[<prev] [next>] [<thread-prev] [thread-next>] [day] [month] [year] [list]
Message-ID: <6db57eb9-13eb-db70-3afa-64b7c074aa7f@netronome.com>
Date: Wed, 11 Apr 2018 16:42:21 +0100
From: Quentin Monnet <quentin.monnet@...ronome.com>
To: Alexei Starovoitov <alexei.starovoitov@...il.com>
Cc: daniel@...earbox.net, ast@...nel.org, netdev@...r.kernel.org,
oss-drivers@...ronome.com, linux-doc@...r.kernel.org,
linux-man@...r.kernel.org
Subject: [RFC bpf-next v2 2/8] bpf: add documentation for eBPF helpers (01-11)
2018-04-10 10:56 UTC-0700 ~ Alexei Starovoitov
<alexei.starovoitov@...il.com>
> On Tue, Apr 10, 2018 at 03:41:51PM +0100, Quentin Monnet wrote:
>> Add documentation for eBPF helper functions to bpf.h user header file.

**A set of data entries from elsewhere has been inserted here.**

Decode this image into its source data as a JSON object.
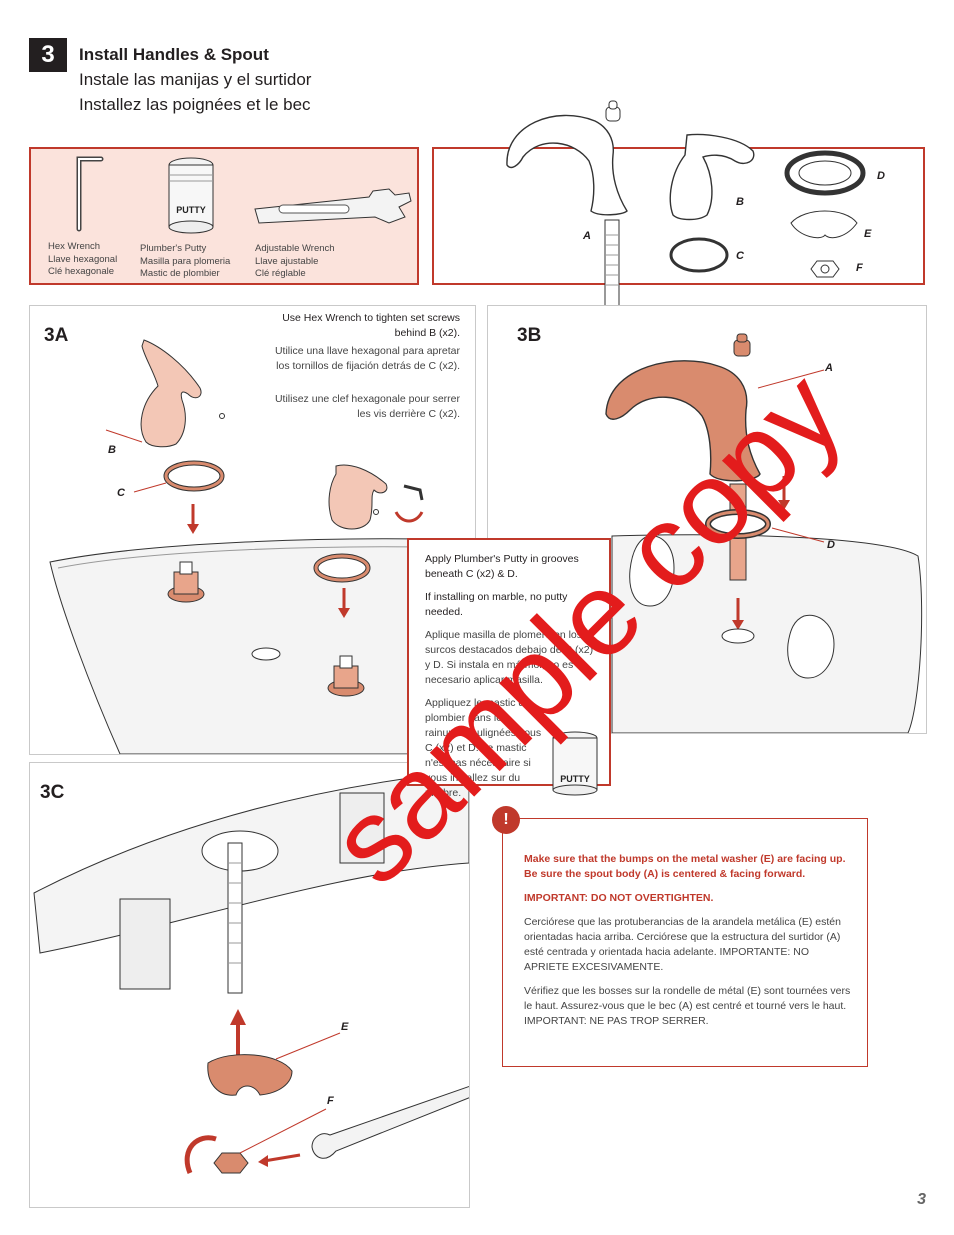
{
  "step": {
    "number": "3",
    "title_en": "Install Handles & Spout",
    "title_es": "Instale las manijas y el surtidor",
    "title_fr": "Installez las poignées et le bec"
  },
  "tools": [
    {
      "icon": "hex-wrench-icon",
      "lines": [
        "Hex Wrench",
        "Llave hexagonal",
        "Clé hexagonale"
      ]
    },
    {
      "icon": "putty-jar-icon",
      "lines": [
        "Plumber's Putty",
        "Masilla para plomeria",
        "Mastic de plombier"
      ]
    },
    {
      "icon": "adjustable-wrench-icon",
      "lines": [
        "Adjustable Wrench",
        "Llave ajustable",
        "Clé réglable"
      ]
    }
  ],
  "putty_label": "PUTTY",
  "parts_labels": {
    "a": "A",
    "b": "B",
    "c": "C",
    "d": "D",
    "e": "E",
    "f": "F"
  },
  "sections": {
    "s3a": "3A",
    "s3b": "3B",
    "s3c": "3C"
  },
  "hex_note": {
    "en": "Use Hex Wrench to tighten set screws behind B (x2).",
    "es": "Utilice una llave hexagonal para apretar los tornillos de fijación detrás de C (x2).",
    "fr": "Utilisez une clef hexagonale pour serrer les vis derrière C (x2)."
  },
  "putty_note": {
    "en1": "Apply Plumber's Putty in grooves beneath C (x2) & D.",
    "en2": "If installing on marble, no putty needed.",
    "es": "Aplique masilla de plomero en los surcos destacados debajo de C (x2) y D. Si instala en mármol, no es necesario aplicar masilla.",
    "fr": "Appliquez le mastic de plombier dans les rainures soulignées sous C (x2) et D. Le mastic n'est pas nécessaire si vous installez sur du marbre."
  },
  "warning": {
    "badge": "!",
    "en": "Make sure that the bumps on the metal washer (E) are facing up. Be sure the spout body (A) is centered & facing forward.",
    "important": "IMPORTANT: DO NOT OVERTIGHTEN.",
    "es": "Cerciórese que las protuberancias de la arandela metálica (E) estén orientadas hacia arriba. Cerciórese que la estructura del surtidor (A) esté centrada y orientada hacia adelante. IMPORTANTE: NO APRIETE EXCESIVAMENTE.",
    "fr": "Vérifiez que les bosses sur la rondelle de métal (E) sont tournées vers le haut. Assurez-vous que le bec (A) est centré et tourné vers le haut. IMPORTANT: NE PAS TROP SERRER."
  },
  "page_number": "3",
  "watermark": "sample copy",
  "colors": {
    "accent_red": "#c0392b",
    "copper": "#d98b6e",
    "watermark_red": "#e31c1c",
    "tools_bg": "#fbe3dc"
  }
}
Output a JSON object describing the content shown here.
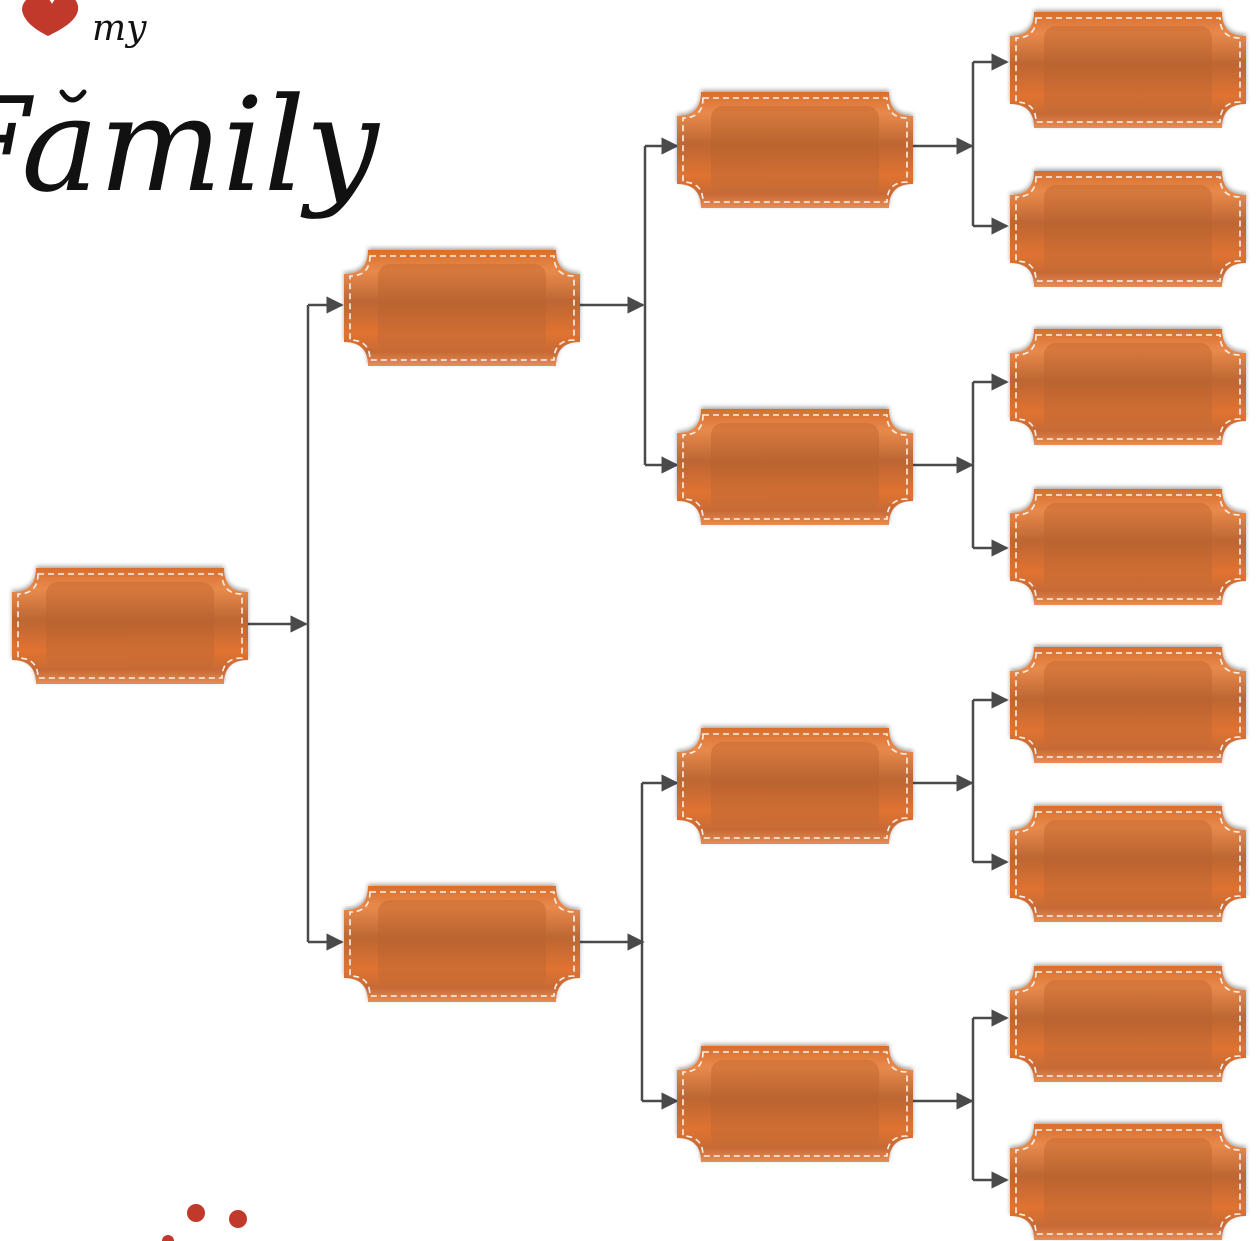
{
  "title_art": {
    "word_small": "my",
    "word_large": "Family",
    "heart_color": "#c0392b"
  },
  "tree": {
    "connector_color": "#4a4a4a",
    "plate_color": "#e07a38",
    "plate_dark": "#b8612e",
    "stitch_color": "#ffffff",
    "generations": [
      {
        "level": 1,
        "label_count": 1,
        "labels": [
          ""
        ]
      },
      {
        "level": 2,
        "label_count": 2,
        "labels": [
          "",
          ""
        ]
      },
      {
        "level": 3,
        "label_count": 4,
        "labels": [
          "",
          "",
          "",
          ""
        ]
      },
      {
        "level": 4,
        "label_count": 8,
        "labels": [
          "",
          "",
          "",
          "",
          "",
          "",
          "",
          ""
        ]
      }
    ]
  },
  "decor": {
    "dots_color": "#c0392b"
  }
}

>> This documentation can be parsed with the Python script provided in
>> another commit of the patch series, in order to provide a RST document
>> that can later be converted into a man page.
>>
>> The objective is to make the documentation easily understandable and
>> accessible to all eBPF developers, including beginners.
>>
>> This patch contains descriptions for the following helper functions, all
>> written by Alexei:
>>
>> - bpf_map_lookup_elem()
>> - bpf_map_update_elem()
>> - bpf_map_delete_elem()
>> - bpf_probe_read()
>> - bpf_ktime_get_ns()
>> - bpf_trace_printk()
>> - bpf_skb_store_bytes()
>> - bpf_l3_csum_replace()
>> - bpf_l4_csum_replace()
>> - bpf_tail_call()
>> - bpf_clone_redirect()
>>
>> Cc: Alexei Starovoitov <ast@...nel.org>
>> Signed-off-by: Quentin Monnet <quentin.monnet@...ronome.com>
>> ---
>> include/uapi/linux/bpf.h | 199 +++++++++++++++++++++++++++++++++++++++++++++++
>> 1 file changed, 199 insertions(+)
>>
>> diff --git a/include/uapi/linux/bpf.h b/include/uapi/linux/bpf.h
>> index 45f77f01e672..2bc653a3a20f 100644
>> --- a/include/uapi/linux/bpf.h
>> +++ b/include/uapi/linux/bpf.h
>> @@ -381,6 +381,205 @@ union bpf_attr {
>> * intentional, removing them would break paragraphs for rst2man.
>> *
>> * Start of BPF helper function descriptions:
>> + *
>> + * void *bpf_map_lookup_elem(struct bpf_map *map, void *key)
>> + * Description
>> + * Perform a lookup in *map* for an entry associated to *key*.
>> + * Return
>> + * Map value associated to *key*, or **NULL** if no entry was
>> + * found.
>> + *
>> + * int bpf_map_update_elem(struct bpf_map *map, void *key, void *value, u64 flags)
>> + * Description
>> + * Add or update the value of the entry associated to *key* in
>> + * *map* with *value*. *flags* is one of:
>> + *
>> + * **BPF_NOEXIST**
>> + * The entry for *key* must not exist in the map.
>> + * **BPF_EXIST**
>> + * The entry for *key* must already exist in the map.
>> + * **BPF_ANY**
>> + * No condition on the existence of the entry for *key*.
>> + *
>> + * These flags are only useful for maps of type
>> + * **BPF_MAP_TYPE_HASH**. For all other map types, **BPF_ANY**
>> + * should be used.
>
> I think that's not entirely accurate.
> The flags work as expected for all other map types as well
> and for lru map, sockmap, map in map the flags have practical use cases.
>
Ok, I missed that. I have to go back and check how the flags are used
for those maps. I will cook up something cleaner for the next version of
the set.
>> + * Return
>> + * 0 on success, or a negative error in case of failure.
>> + *
[...]
>> + *
>> + * int bpf_trace_printk(const char *fmt, u32 fmt_size, ...)
>> + * Description
>> + * This helper is a "printk()-like" facility for debugging. It
>> + * prints a message defined by format *fmt* (of size *fmt_size*)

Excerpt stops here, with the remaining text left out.